Медведь стоял смущённо на краю перрона, изо всех сил делая вид, что ищет что-то весьма беспокойно-интересное в своём лохматом боку, помаргивающими хитрыми глазками поглядывая в небо – дескать – «А я чего? Я ничего… Я не при делах… Левый я… Просто тут. Стою так. Отдыхаю…».
Клокочуще-бурлящая толпа, потеряв ко мне всякий интерес, цветной весёлой змейкой утягивалась за состав. Длинный гудок тепловоза окончательно вернул меня в берега. Тут только я и выдохнул своя первую сладкую затяжку.
Поезд тронулся. Я торопливо выудил ещё сигаретку, прикурил, и пошёл за составом, натужно набирающим ход. Был у нас тогда такой особый шик – заскакивать в вагон на ходу, на приличной уже скорости. Боковым зрением уловил того самого цыгана, уговаривающего меня транспортировать негабаритное животное. Тот почему-то весело смеялся и бежал за мной следом, держа в одной руке цепь, притороченную к медвежьей шее, а другой радостно так мне помахивая. Я догнал улепётывающий от меня вагон, запрыгнул на подножку, намереваясь бойко взлететь в тамбур…
Ммммать иху так и перетак, и ещё два раза вот таким же образом… Или лучше три. Прямо надо мной, ехидно пожёвывая губами и вкусно дыша в лицо травой, участливо склонив породистую голову на бочок, торчала угольно-аспидная рожа давешнего коня… Смеющимися глазами он говорил мне:» Расслабься, скубент. Приплыл ты. Приехал… А я – поехал. Вот таким вот образом…».
Это они, значит, черти индусские, пока я в карусели, ими же закрученной, вертелся, обошли состав с тылу, вскрыли вторую дверь и по сходенкам подарочек мне и завели неторопливо… Вот уж точно – приехал. Поезд уже прилично набрал ход. Я висел на поручнях и мучительно пытался заставить офигелый свой мозг хоть что-то сообразить. А что тут сообразишь. Стоп-кран тамбурный конь гадкий бочиной своей подпирает.
Это мне надо меж копыток его в вагон проползать да вагонный же «стоп» рвать… И что потом? Не оберёшься… Я с ненавистью оглянулся через плечо на скачущего за вагоном и смеющегося уже во всё горло кудлатого цыгана. А тот, подпрыгивая на бегу, одной рукой дёргая за цепь скачущего уже на четвереньках и недовольно взрыкивающего медведя, другой хлопая себя от переизбытка чувств по лакированному, хорошей кожи сапогу, орал весело:
- Не обижайся, родной… Так надо… Три часа всего. Потерпи. Там встретят. Цепуру береги, дорогая… Спасибо, родной, спасибо. Век не забуду, золотой… Душа моя…
И от переполнявшей его, видимо, любви запулил вослед летевшему уже вагону свой чёрный цыганский картуз…

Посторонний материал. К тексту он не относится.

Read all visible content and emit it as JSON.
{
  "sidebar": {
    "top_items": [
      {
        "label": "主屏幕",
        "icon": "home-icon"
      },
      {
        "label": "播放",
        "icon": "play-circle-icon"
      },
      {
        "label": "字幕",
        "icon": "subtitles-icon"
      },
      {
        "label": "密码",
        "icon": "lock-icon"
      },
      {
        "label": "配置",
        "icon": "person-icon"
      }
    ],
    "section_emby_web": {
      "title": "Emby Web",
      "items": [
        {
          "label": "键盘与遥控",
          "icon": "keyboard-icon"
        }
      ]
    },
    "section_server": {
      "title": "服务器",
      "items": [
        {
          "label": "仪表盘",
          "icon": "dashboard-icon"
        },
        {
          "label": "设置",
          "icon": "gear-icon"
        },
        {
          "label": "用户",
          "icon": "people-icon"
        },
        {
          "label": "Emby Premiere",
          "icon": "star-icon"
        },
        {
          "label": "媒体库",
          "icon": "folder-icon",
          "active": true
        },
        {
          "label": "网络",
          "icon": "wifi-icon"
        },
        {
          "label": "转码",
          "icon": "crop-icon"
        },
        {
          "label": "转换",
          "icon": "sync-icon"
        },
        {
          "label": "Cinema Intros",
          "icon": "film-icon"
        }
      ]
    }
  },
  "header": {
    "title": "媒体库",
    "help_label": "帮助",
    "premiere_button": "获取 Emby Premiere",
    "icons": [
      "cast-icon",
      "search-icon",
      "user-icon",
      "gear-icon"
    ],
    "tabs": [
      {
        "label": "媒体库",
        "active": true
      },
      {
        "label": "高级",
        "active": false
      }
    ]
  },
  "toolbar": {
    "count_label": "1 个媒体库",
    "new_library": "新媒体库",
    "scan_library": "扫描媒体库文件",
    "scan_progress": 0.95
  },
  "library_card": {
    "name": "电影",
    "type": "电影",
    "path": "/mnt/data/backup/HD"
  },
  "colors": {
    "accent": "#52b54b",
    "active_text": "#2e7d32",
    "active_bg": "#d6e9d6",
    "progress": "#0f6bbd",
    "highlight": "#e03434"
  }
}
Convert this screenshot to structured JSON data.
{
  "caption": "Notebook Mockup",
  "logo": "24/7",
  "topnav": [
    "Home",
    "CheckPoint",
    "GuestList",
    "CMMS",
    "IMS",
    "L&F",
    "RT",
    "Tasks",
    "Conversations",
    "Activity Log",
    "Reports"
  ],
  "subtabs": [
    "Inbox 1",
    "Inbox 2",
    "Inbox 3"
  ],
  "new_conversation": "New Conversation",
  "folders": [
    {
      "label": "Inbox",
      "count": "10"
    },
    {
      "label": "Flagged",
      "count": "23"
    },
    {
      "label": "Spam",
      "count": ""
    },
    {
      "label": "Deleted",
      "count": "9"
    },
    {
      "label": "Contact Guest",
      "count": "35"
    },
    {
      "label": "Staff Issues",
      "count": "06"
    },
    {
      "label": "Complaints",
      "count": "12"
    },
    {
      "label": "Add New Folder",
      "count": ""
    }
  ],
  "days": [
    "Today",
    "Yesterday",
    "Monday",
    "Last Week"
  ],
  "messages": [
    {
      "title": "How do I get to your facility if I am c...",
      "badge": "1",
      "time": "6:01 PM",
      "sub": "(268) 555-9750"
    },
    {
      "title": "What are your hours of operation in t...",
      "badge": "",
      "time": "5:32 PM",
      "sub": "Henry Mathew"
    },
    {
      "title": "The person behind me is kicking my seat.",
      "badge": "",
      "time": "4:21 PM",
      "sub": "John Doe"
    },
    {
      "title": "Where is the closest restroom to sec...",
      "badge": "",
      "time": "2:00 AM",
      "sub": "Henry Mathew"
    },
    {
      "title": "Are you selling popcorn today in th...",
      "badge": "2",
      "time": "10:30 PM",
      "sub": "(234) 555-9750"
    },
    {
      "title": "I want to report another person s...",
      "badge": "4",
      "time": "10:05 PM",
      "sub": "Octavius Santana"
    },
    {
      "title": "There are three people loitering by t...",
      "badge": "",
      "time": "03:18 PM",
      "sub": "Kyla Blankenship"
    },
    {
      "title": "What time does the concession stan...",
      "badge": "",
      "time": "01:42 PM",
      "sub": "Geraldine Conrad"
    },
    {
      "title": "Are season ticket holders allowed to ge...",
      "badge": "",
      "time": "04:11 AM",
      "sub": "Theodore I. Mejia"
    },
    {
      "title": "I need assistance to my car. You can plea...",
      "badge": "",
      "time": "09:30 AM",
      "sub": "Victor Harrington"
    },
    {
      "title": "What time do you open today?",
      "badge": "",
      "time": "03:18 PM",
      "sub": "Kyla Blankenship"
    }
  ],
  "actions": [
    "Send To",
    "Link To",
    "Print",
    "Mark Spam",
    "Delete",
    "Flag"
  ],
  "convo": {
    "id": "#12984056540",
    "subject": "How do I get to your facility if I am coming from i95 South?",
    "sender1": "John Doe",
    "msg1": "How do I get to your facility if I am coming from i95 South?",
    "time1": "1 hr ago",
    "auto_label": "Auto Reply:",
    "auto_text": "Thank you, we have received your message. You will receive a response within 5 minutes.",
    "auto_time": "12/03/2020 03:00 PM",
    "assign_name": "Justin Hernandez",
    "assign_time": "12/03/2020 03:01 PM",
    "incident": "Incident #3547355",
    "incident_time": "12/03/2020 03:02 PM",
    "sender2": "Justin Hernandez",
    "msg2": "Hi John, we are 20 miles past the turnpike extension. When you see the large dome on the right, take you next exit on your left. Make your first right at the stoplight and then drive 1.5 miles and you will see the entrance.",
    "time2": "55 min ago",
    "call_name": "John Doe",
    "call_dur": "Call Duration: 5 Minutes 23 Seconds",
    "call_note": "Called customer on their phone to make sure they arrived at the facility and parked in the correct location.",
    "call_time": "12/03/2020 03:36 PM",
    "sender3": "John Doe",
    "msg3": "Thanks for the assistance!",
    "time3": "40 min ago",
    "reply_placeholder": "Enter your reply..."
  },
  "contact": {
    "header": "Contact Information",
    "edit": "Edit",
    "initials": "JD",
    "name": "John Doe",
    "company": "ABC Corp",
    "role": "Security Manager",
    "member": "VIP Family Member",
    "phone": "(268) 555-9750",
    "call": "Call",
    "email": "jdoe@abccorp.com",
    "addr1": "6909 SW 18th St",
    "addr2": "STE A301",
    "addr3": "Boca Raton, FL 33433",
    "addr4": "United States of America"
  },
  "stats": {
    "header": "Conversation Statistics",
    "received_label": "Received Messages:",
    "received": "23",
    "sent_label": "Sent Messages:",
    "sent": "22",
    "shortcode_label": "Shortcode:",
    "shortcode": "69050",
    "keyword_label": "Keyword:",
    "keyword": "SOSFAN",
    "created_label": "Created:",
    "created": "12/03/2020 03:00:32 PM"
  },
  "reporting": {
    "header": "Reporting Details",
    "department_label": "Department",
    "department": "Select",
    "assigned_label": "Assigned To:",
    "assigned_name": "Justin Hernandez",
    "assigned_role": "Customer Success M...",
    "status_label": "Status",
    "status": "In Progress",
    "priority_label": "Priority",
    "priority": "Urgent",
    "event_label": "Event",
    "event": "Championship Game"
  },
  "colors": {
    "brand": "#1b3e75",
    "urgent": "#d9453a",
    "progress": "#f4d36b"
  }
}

Вот так… Кряхтя горестно, я на трясущихся от возмущения да волнения коленях вполз в тамбур, очень осторожно, недоверчиво поглядывая на чёрного монстра, воздвигся в рост. Конь, напротив, поглядывал на меня вполне дружелюбно, приглашающее посмыкивая головой: « Давай, чего там, заходи… Будь как дома…». Затем я, переведя ( с трудом-с… ) смятенный дух, аккуратно потеснил коня крупом вперёд, пока тот не упёрся в стекло противуположной двери, и закрыл наконец выходную дверку. Вот теперь – поехали, куда уж деваться…
Весело ехалось… Всем, кроме меня. Даже коню было весело. Нет, ну были, конечно, недовольно-возмущённые пассажиры. Когда я пролез под лошадиным брюхом в самый вагон, то немая сцена длилась недолго… К чести терпеливых и понимающих советских пассажиров должен сказать, что возмущённо булькающих было намного меньше, чем хохочущих. А уж когда все наши сбежались, хохот поднялся гомерический… Я не знаю, как от хохота того состав с рельсов не сверзился.
Так я и ехал те три часа на ногах, мужественно неся нелёгкую пограничную службу на лошадином кордоне тамбурном. Ну, во-первых, цепь охранял. В поездах же, бывает, и чёрт-те кто только не ездит. Не сидится им дома… А пропади цепура – меня прямо на том перроне конечного пункта доставки стратегически ценного груза порешили бы братья-цыгане…Поэтому , озабоченный сохранностью цепи – а вдруг чего? – я бдительно накинул на спину и шею коня свой проводниковый клифтишко.. чтоб цепь не так в глаза бросалась.. да вообще – не продуло бы коня ценного сквозняком.. они говорят, хворают часто..
Во-вторых, не всех же я оповестил пассажиров о том, что не надо по составу шляться, что у меня конь в тамбуре стоит, и он нервничает, когда у него под брюхом елозить начинают. А кто там в ресторан-вагон пожелает, если оголодал, или там трубы перегорают – милости просим на полустаночке трусцой, по перрончику – в следующий вагончик… Так и сладилось… Конь стоит, состав идёт, мы – едем…
Пассажиров я нежно уговариваю коня не тревожить и в ресторан не рваться.. Попадались иногда сквалыжные или уж очень любопытствующие, а еще более нервные дамочки, которые подпрыгивали и истерически вопрошали : « Ой,ой, это кто..» , на что я уже и замучился отвечать предельно искреннее и откровенно – «Кто.. кто.. Конь – в пальто».. И убей меня Бог, уже напрочь не знаю, моя ли это была искрометно-озаренная фраза, или же и до меня водились кони в пальто и их уже кто-то так нежно аттестовал.. поэтому , врать не буду.. Не знаю..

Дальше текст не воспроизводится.